When the going gets tough, the tough go skiing
Setting off through the winter woods, I am wrapped like a Christmas package with seven layers of insulation between myself and the day. I'm wearing mittens an astronaut on the surface of the moon would envy. This is one of those ice-box cold, double-digit below-zero days and the snow has that super cold squeak.
The air is just absolutely metal cold, but the cool part is that it is radiantly sunny outside and windless, so there’s this blue sky and sun just cutting through these trees. I ski on and amazingly the winter woods aren’t entirely still.
Crossing a bridge over a mountain river, I can hear the stream rumble, down below blankets of snow and ice. And I’m not alone out here. While skiing across a frozen lake, I hear other voices.
A community in the frozen North Woods
"We’re just happy out here and we like being away from the crowds," Michelle says. "If it’s colder, it’s harder, it’s more brutal, we want to do it."
"It’s just what we do," Campbell agrees. "We like being out here. We like challenging ourselves a little bit and it’s beautiful on these cold days."
Here’s a thing I love. On days like this in the backcountry, there’s a lot of solitude, but there’s also a kind of community.
"I also have homemade chia coconut energy bars, you have to try it," says Helena Grant. It turns out she’s also visiting from Connecticut. This is her first time skiing a wilderness trail. I ask her if she was daunted to try it with the thermometer stuck at double-digits below zero.
"Oh I said 'hell yes' and actually this is something I’ve been hoping to do," Helena says. "My grandfather was in the 10th Mountain Division. He used to climb up Marcy for breakfast. I feel like I’m in my element, I just never had gotten here before."

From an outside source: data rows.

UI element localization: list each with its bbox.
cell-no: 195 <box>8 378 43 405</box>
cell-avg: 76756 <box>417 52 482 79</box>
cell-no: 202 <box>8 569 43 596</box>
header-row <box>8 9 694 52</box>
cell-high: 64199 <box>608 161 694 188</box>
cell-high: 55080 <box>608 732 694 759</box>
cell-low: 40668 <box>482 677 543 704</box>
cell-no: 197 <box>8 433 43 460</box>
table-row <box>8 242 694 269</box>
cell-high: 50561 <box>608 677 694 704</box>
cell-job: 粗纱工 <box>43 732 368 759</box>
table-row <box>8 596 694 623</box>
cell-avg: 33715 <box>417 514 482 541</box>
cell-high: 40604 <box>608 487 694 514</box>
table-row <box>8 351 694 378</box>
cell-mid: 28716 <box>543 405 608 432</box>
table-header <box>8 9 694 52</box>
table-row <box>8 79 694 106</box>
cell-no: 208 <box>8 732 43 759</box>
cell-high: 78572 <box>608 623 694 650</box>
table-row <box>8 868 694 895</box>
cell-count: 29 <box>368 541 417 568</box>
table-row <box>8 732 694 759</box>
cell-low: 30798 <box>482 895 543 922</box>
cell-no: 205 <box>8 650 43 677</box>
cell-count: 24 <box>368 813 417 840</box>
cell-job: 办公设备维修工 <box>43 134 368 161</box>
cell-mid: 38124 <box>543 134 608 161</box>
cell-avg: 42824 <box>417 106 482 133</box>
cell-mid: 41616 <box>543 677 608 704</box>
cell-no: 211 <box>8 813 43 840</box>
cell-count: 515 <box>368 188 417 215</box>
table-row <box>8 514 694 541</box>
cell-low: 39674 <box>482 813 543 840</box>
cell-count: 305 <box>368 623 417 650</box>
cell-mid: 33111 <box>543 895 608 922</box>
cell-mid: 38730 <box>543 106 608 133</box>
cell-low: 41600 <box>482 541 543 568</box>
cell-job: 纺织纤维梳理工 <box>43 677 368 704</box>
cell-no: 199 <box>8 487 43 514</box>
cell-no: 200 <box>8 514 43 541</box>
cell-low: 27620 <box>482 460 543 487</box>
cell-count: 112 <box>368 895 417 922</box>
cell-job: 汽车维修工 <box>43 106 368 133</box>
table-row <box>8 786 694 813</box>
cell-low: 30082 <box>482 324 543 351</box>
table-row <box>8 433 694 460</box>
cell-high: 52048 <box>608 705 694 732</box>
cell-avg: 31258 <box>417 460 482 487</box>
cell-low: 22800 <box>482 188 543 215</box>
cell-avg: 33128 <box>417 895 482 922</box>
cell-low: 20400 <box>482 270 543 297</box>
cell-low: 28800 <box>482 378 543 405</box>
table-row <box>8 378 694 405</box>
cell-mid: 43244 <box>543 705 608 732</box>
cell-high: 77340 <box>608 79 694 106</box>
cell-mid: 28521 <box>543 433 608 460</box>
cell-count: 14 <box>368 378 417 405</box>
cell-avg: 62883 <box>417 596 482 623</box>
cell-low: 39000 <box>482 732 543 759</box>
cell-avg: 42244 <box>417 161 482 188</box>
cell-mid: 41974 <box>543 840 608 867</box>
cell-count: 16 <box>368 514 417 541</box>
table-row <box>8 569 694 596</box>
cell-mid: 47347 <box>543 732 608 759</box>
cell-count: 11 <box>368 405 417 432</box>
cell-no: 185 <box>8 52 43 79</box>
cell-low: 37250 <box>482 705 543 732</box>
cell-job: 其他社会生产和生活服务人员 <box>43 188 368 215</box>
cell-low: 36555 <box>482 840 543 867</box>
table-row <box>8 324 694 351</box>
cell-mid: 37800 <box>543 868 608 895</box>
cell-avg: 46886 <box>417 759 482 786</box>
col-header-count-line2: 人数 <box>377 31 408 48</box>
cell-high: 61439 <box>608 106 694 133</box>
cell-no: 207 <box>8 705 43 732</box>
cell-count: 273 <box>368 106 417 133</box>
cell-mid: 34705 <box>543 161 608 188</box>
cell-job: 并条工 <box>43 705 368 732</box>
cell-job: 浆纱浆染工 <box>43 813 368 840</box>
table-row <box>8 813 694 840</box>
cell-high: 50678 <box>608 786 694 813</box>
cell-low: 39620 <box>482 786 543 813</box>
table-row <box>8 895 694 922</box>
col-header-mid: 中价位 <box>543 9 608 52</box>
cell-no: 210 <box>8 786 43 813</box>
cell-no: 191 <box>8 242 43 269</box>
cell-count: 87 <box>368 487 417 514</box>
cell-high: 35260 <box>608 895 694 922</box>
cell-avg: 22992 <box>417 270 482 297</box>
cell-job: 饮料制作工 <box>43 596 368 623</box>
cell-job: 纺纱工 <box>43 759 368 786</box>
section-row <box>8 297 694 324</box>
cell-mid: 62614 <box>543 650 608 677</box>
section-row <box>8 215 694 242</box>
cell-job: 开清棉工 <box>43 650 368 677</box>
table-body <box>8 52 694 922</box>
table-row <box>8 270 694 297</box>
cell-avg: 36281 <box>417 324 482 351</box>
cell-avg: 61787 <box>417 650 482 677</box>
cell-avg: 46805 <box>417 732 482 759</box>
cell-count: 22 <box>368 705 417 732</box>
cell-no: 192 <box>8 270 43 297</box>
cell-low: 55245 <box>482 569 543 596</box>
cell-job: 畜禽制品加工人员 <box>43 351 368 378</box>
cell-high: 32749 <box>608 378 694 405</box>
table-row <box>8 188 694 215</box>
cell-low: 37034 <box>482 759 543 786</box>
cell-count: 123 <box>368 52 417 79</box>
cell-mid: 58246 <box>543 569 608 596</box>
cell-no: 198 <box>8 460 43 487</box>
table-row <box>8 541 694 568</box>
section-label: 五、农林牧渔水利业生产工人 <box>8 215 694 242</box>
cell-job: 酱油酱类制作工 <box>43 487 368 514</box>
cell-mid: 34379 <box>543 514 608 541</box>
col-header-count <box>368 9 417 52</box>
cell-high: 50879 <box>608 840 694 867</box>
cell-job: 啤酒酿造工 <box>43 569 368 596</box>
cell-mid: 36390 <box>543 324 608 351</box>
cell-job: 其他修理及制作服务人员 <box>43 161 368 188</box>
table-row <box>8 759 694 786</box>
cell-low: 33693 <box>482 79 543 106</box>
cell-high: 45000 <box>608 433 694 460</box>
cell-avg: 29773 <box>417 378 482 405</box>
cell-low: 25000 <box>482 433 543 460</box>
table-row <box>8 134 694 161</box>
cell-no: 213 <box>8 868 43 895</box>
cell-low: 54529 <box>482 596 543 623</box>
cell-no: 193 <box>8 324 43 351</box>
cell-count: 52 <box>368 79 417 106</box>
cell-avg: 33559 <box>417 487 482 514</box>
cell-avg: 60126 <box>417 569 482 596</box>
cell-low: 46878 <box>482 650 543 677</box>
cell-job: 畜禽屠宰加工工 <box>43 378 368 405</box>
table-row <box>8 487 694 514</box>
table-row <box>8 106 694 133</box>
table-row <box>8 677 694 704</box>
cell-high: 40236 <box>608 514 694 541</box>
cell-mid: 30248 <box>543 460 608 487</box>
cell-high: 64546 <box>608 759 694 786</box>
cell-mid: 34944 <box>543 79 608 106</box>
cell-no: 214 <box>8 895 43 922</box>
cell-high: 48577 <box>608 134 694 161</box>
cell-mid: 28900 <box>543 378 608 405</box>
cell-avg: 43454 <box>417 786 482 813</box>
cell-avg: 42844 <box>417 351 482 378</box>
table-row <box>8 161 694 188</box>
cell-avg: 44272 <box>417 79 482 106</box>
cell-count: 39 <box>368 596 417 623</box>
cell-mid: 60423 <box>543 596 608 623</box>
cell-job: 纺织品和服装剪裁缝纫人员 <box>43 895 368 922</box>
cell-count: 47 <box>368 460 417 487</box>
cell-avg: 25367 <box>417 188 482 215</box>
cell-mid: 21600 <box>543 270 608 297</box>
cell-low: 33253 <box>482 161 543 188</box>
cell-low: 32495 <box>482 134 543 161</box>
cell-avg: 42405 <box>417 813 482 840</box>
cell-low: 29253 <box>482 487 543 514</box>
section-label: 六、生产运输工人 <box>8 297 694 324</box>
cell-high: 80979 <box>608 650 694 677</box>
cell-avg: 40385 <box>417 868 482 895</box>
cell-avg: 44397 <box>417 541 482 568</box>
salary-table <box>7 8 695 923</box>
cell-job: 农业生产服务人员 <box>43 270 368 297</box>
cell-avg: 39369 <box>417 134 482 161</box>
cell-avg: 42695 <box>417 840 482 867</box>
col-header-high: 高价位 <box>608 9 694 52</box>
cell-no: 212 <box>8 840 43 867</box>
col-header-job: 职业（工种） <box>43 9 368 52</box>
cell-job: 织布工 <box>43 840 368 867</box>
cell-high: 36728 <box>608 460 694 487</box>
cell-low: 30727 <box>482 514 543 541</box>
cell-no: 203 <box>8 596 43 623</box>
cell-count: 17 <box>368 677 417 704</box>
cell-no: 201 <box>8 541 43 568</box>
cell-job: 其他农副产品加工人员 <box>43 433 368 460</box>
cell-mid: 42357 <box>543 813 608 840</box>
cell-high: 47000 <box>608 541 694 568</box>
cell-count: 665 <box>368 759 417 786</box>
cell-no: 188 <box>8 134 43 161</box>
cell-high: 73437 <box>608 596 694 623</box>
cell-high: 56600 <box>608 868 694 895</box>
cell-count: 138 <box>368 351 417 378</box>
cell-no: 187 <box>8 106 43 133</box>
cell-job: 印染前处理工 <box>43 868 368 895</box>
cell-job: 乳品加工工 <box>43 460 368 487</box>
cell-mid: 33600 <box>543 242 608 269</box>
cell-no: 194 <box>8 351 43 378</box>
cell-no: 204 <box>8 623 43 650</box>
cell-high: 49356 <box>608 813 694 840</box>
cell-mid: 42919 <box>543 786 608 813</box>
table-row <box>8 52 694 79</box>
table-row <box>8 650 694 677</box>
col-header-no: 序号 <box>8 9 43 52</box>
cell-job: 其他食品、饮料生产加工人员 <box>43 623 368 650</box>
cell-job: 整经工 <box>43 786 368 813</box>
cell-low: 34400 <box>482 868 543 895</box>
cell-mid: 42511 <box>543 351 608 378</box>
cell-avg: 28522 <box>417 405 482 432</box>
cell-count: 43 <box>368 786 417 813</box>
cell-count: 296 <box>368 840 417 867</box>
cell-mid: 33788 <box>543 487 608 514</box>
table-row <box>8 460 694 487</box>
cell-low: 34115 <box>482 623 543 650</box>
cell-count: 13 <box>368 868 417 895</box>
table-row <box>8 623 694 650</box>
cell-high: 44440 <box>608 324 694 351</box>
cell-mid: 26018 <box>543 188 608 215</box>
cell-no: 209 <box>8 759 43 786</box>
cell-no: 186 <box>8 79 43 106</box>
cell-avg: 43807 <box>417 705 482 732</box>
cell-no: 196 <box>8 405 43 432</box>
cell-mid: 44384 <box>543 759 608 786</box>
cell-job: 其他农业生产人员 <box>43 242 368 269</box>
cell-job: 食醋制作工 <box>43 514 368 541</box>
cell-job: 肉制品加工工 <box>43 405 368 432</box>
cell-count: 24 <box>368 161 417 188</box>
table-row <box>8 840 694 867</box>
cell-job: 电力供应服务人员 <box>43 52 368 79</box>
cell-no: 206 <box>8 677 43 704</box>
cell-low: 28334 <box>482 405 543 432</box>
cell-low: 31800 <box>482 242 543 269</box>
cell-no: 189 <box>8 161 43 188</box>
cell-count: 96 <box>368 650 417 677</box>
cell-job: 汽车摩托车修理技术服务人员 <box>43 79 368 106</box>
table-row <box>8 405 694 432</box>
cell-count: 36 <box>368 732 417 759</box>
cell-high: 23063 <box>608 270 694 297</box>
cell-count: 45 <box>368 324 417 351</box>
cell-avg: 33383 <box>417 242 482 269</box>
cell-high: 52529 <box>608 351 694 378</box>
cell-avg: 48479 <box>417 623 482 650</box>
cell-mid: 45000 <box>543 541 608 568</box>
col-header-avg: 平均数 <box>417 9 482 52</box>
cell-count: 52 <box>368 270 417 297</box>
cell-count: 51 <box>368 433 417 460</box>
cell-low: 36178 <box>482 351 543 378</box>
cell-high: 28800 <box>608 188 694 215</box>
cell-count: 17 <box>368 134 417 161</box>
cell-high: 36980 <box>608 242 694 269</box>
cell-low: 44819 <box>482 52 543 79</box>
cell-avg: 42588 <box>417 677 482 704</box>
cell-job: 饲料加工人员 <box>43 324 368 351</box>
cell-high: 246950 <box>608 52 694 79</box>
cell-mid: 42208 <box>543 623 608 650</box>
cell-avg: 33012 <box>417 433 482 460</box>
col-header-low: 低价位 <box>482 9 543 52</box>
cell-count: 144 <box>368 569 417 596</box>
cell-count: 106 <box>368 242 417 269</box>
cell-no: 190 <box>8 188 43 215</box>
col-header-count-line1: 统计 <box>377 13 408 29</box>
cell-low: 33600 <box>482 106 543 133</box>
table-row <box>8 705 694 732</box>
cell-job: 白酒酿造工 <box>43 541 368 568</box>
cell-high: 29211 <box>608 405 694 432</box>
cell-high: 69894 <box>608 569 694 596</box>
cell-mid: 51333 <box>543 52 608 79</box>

What's the appeal? Hard to put into words
Her ski partner is Brantley Beach from Keene. He’s also grinning through a thick crust of ice in his beard. "It’s actually warmer once it all kind of freezes over, there’s this layer of warm air between the ice and my face," he says.
I know that sounds miserable, spending a day with ice plastered on your face. So I ask Helena to try to explain why this kind of outing appeals.
"This is bliss, you’re beyond all the cares of the world. And it almost brings tears to the eyes. And the sun. I mean you don’t feel like you’re in, what is it, I don’t even know what the temperature is. Negative twelve?"
"Probably around negative fifteen or twenty up in here," Brantley says.
"It doesn’t feel like," Helena says. "There’s no wind. There are little flecks of snow coming off the trees. I can’t even describe it it’s so beautiful."
A bath of sun and cold shadow
We go our separate ways and soon I’m back in solitude, skiing high in a mountain pass. It’s just this narrow fairy tale forest, thick with snow, the trees heavily laden.
Then the birch and hemlock give way, opening to one of the most dramatic views in the eastern U.S. Avalanche Lake, its surface frozen white, towering mountain walls on both sides.
The cliffs on both sides are locked in ice, with big long sheets of ice across the brown and black rock. The sun is just perched on the edge of the rock. I’m in a bath of sun but just a few feet to my left there’s cold shadow. I feel like I've found the heart of winter right here.